- Created on Sunday, 12 March 2017 14:00
In previous posts on this blog, I have pled with my alma mater, Syracuse, to stop playing Division I men’s football and basketball. Why? Because universities become so besotted by the money and limelight these programs can generate that they wind up selling their souls.
Universities must succumb to academic fraud to succeed as those sports. There is really no choice. Recruiting only players who are academically qualified places programs at too much of a competitive disadvantage. To succeed at these highly-competitive endeavors, men’s football and basketball programs must recruit from the wider pool that includes both students who do, and do not, have the capacity to perform well academically at their respective universities.
The universities create elaborate academic support programs for their players and delude themselves into believing that, with that support, all of their players legitimately succeed. But academic support programs can do only such much, especially with students who must spend forty hours a week playing, practicing, and training for their sports – not to mention missing classes to travel for distant games.
Two recent New York Times stories provide further evidence of the blindness and decay resulting from chasing dreams of football glory.
The first story is about Baylor University. In 2008, Baylor, which had not had a winning season in thirteen years, decided to pursue football greatness. It hired a new head coach – Art Briles, who had turned around a losing program at Houston University. Baylor paid Briles what was reputed to be of the highest salaries in college sports, and it also spent $266 million for a new football stadium to help him recruit. And behold: Art Briles worked his second miracle! Two years later, Baylor started having winning seasons and going to increasingly prestigious bowl games – Texas Bowl in 2010, Alamo Bowl in 2011, Holiday Bowl in 2012, Fiesta Bowl in 2014, and Cotton Bowl in 2015. Baylor reveled the glory.
But there was a dark underside to the Baylor’s success. Briles did what he needed to do to win, and Baylor deliberately turned a blind eye to his methods. Baylor recruited athletically-talented football players who had been dismissed for disciplinary reasons from other universities. Baylor asked attractive female students – called hostesses – to show prospective recruits a good time on their visits to Baylor. Allegedly, this included having sex with the recruits.

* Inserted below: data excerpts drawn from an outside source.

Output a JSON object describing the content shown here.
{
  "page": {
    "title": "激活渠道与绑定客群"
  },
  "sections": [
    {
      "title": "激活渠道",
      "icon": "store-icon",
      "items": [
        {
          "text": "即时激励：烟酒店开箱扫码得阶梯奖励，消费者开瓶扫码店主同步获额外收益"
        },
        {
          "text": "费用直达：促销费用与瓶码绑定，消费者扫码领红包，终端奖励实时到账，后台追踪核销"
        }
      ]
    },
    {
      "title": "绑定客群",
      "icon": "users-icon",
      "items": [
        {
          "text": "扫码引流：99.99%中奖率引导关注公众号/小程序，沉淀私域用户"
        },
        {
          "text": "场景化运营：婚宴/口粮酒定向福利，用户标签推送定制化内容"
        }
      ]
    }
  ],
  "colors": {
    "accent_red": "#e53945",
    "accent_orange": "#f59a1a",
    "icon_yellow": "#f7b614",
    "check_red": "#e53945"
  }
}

Chickens come home to roost. At least five students (and probably more) claimed they were raped or otherwise sexually abused by Baylor football players during the Briles era. The University knew of these allegations but cruelly turned their back on these women, and sought to keep their allegations secret. Journalists ultimately revealed the ugly truth. The University wound up getting rid of Briles, its athletic director, and its president, Ken Starr (who previously became famous as the Watergate special prosecutor). Baylor’s glory turned to disgrace. In addition to spending $266 million for that new football stadium, Baylor has now spent an estimated $223 million in settlements and legal expenses resulting from lawsuits and an internal investigation.

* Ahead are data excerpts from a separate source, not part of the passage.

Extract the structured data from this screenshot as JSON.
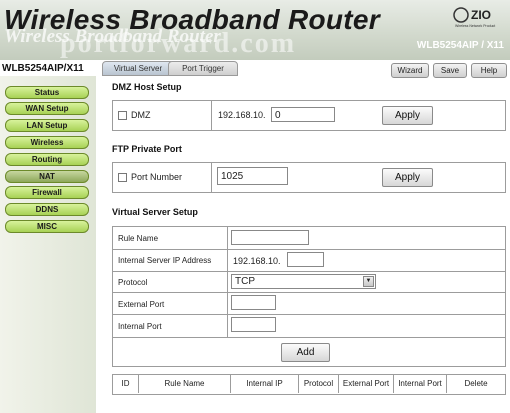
{
  "header": {
    "title": "Wireless Broadband Router",
    "title_reflection": "Wireless Broadband Router",
    "watermark": "portforward.com",
    "logo": {
      "brand": "ZIO",
      "tagline": "Wireless Network Product"
    },
    "model_right": "WLB5254AIP / X11"
  },
  "model_left": "WLB5254AIP/X11",
  "tabs": [
    {
      "label": "Virtual Server",
      "active": true
    },
    {
      "label": "Port Trigger",
      "active": false
    }
  ],
  "top_buttons": {
    "wizard": "Wizard",
    "save": "Save",
    "help": "Help"
  },
  "sidebar": {
    "items": [
      {
        "label": "Status"
      },
      {
        "label": "WAN Setup"
      },
      {
        "label": "LAN Setup"
      },
      {
        "label": "Wireless"
      },
      {
        "label": "Routing"
      },
      {
        "label": "NAT",
        "active": true
      },
      {
        "label": "Firewall"
      },
      {
        "label": "DDNS"
      },
      {
        "label": "MISC"
      }
    ]
  },
  "dmz": {
    "title": "DMZ Host Setup",
    "checkbox_label": "DMZ",
    "ip_prefix": "192.168.10.",
    "ip_value": "0",
    "apply": "Apply"
  },
  "ftp": {
    "title": "FTP Private Port",
    "checkbox_label": "Port Number",
    "port_value": "1025",
    "apply": "Apply"
  },
  "virtual_server": {
    "title": "Virtual Server Setup",
    "rule_name_label": "Rule Name",
    "ip_label": "Internal Server IP Address",
    "ip_prefix": "192.168.10.",
    "protocol_label": "Protocol",
    "protocol_value": "TCP",
    "external_port_label": "External Port",
    "internal_port_label": "Internal Port",
    "add": "Add",
    "table_headers": [
      "ID",
      "Rule Name",
      "Internal IP",
      "Protocol",
      "External Port",
      "Internal Port",
      "Delete"
    ]
  },
  "colors": {
    "nav_green": "#a8d155",
    "header_bg": "#d3dace"
  }
}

Though it has had some scandals too, the Rutgers story is mostly about money. Rutgers has never been a sports power – at least not in recent history. But that did not stop it from dreaming. It too hired expensive football coaches. In addition, since 1994 it has spent more than $130 million constructing, expanding, and enhancing its football stadium. In 2012, Rutgers joined the Big Ten Conference. The University announced that this would be a “transformative” event in its history. How has that worked out? According to the New York Times, Rutgers’ athletic department had been consistently running annual deficits of more than $20 million. Its 2016 deficit was $28.6 million. Moreover, that figure does not tell the whole story. The athletic department listed in its 2016 budget “other operating revenue,” which the New York Times discovered was a $10.5 million loan, at 5.75% interest, which will cost $18 million to repay.

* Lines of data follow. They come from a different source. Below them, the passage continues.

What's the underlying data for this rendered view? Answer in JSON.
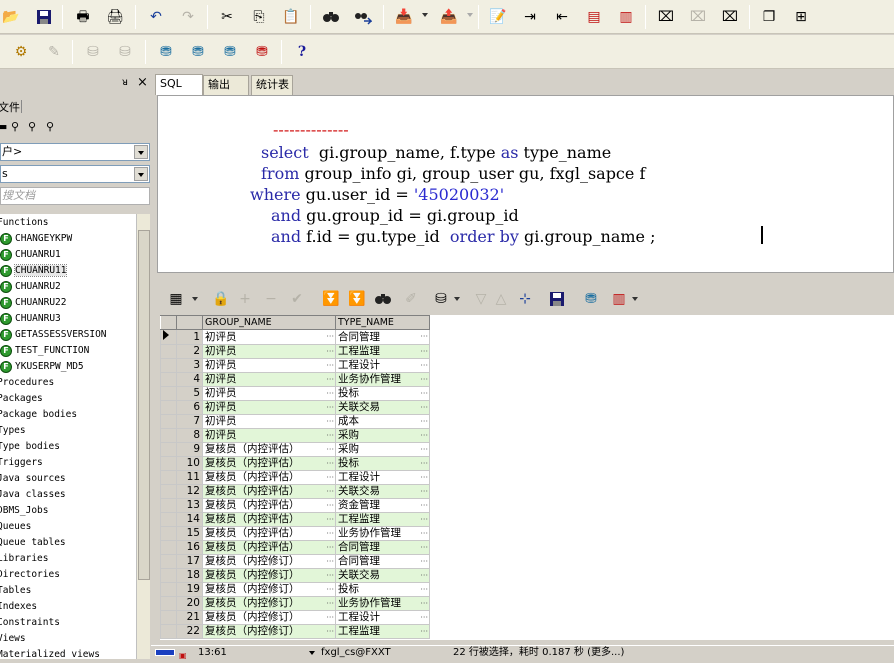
{
  "toolbar1": {
    "buttons": [
      "open-folder",
      "save",
      "print",
      "print-preview",
      "undo",
      "redo",
      "cut",
      "copy",
      "paste",
      "find",
      "find-next",
      "import",
      "export",
      "comment",
      "indent",
      "unindent",
      "uppercase",
      "lowercase",
      "debug-step",
      "debug-step-disabled",
      "debug-run",
      "window-list",
      "layout"
    ]
  },
  "left_panel": {
    "pin_glyph": "ᴚ",
    "close_glyph": "×",
    "filter_label": "文件",
    "combo_owner": "户>",
    "combo_type": "s",
    "search_placeholder": "搜文档",
    "tree": [
      {
        "label": "Functions",
        "icon": false,
        "indent": 0
      },
      {
        "label": "CHANGEYKPW",
        "icon": true,
        "indent": 1
      },
      {
        "label": "CHUANRU1",
        "icon": true,
        "indent": 1
      },
      {
        "label": "CHUANRU11",
        "icon": true,
        "indent": 1,
        "selected": true
      },
      {
        "label": "CHUANRU2",
        "icon": true,
        "indent": 1
      },
      {
        "label": "CHUANRU22",
        "icon": true,
        "indent": 1
      },
      {
        "label": "CHUANRU3",
        "icon": true,
        "indent": 1
      },
      {
        "label": "GETASSESSVERSION",
        "icon": true,
        "indent": 1
      },
      {
        "label": "TEST_FUNCTION",
        "icon": true,
        "indent": 1
      },
      {
        "label": "YKUSERPW_MD5",
        "icon": true,
        "indent": 1
      },
      {
        "label": "Procedures",
        "icon": false,
        "indent": 0
      },
      {
        "label": "Packages",
        "icon": false,
        "indent": 0
      },
      {
        "label": "Package bodies",
        "icon": false,
        "indent": 0
      },
      {
        "label": "Types",
        "icon": false,
        "indent": 0
      },
      {
        "label": "Type bodies",
        "icon": false,
        "indent": 0
      },
      {
        "label": "Triggers",
        "icon": false,
        "indent": 0
      },
      {
        "label": "Java sources",
        "icon": false,
        "indent": 0
      },
      {
        "label": "Java classes",
        "icon": false,
        "indent": 0
      },
      {
        "label": "DBMS_Jobs",
        "icon": false,
        "indent": 0
      },
      {
        "label": "Queues",
        "icon": false,
        "indent": 0
      },
      {
        "label": "Queue tables",
        "icon": false,
        "indent": 0
      },
      {
        "label": "Libraries",
        "icon": false,
        "indent": 0
      },
      {
        "label": "Directories",
        "icon": false,
        "indent": 0
      },
      {
        "label": "Tables",
        "icon": false,
        "indent": 0
      },
      {
        "label": "Indexes",
        "icon": false,
        "indent": 0
      },
      {
        "label": "Constraints",
        "icon": false,
        "indent": 0
      },
      {
        "label": "Views",
        "icon": false,
        "indent": 0
      },
      {
        "label": "Materialized views",
        "icon": false,
        "indent": 0
      }
    ]
  },
  "tabs": [
    {
      "label": "SQL",
      "active": true
    },
    {
      "label": "输出",
      "active": false
    },
    {
      "label": "统计表",
      "active": false
    }
  ],
  "editor": {
    "comment_line": "--------------",
    "line1_kw": "select",
    "line1_rest": "  gi.group_name, f.type ",
    "line1_as": "as",
    "line1_tail": " type_name",
    "line2_kw": "from",
    "line2_rest": " group_info gi, group_user gu, fxgl_sapce f",
    "line3_kw": "where",
    "line3_rest": " gu.user_id = ",
    "line3_str": "'45020032'",
    "line4_kw": "and",
    "line4_rest": " gu.group_id = gi.group_id",
    "line5_kw": "and",
    "line5_rest": " f.id = gu.type_id  ",
    "line5_kw2": "order by",
    "line5_tail": " gi.group_name ;"
  },
  "results": {
    "columns": [
      "GROUP_NAME",
      "TYPE_NAME"
    ],
    "rows": [
      [
        "1",
        "初评员",
        "合同管理"
      ],
      [
        "2",
        "初评员",
        "工程监理"
      ],
      [
        "3",
        "初评员",
        "工程设计"
      ],
      [
        "4",
        "初评员",
        "业务协作管理"
      ],
      [
        "5",
        "初评员",
        "投标"
      ],
      [
        "6",
        "初评员",
        "关联交易"
      ],
      [
        "7",
        "初评员",
        "成本"
      ],
      [
        "8",
        "初评员",
        "采购"
      ],
      [
        "9",
        "复核员（内控评估）",
        "采购"
      ],
      [
        "10",
        "复核员（内控评估）",
        "投标"
      ],
      [
        "11",
        "复核员（内控评估）",
        "工程设计"
      ],
      [
        "12",
        "复核员（内控评估）",
        "关联交易"
      ],
      [
        "13",
        "复核员（内控评估）",
        "资金管理"
      ],
      [
        "14",
        "复核员（内控评估）",
        "工程监理"
      ],
      [
        "15",
        "复核员（内控评估）",
        "业务协作管理"
      ],
      [
        "16",
        "复核员（内控评估）",
        "合同管理"
      ],
      [
        "17",
        "复核员（内控修订）",
        "合同管理"
      ],
      [
        "18",
        "复核员（内控修订）",
        "关联交易"
      ],
      [
        "19",
        "复核员（内控修订）",
        "投标"
      ],
      [
        "20",
        "复核员（内控修订）",
        "业务协作管理"
      ],
      [
        "21",
        "复核员（内控修订）",
        "工程设计"
      ],
      [
        "22",
        "复核员（内控修订）",
        "工程监理"
      ]
    ]
  },
  "status": {
    "position": "13:61",
    "connection": "fxgl_cs@FXXT",
    "message": "22 行被选择，耗时 0.187 秒 (更多...)"
  }
}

Rutgers is a great University. I have a son who did both his undergraduate and graduate work there, and I am grateful for the first-rate education he received. But Rutgers is also a financially-strapped public University, increasingly squeezed by a state. Rutgers: Isn’t it time give up the dreams of football greatness (along with the grim reality of how such dreams are achieved), and redirect your resources to your core mission of education and research?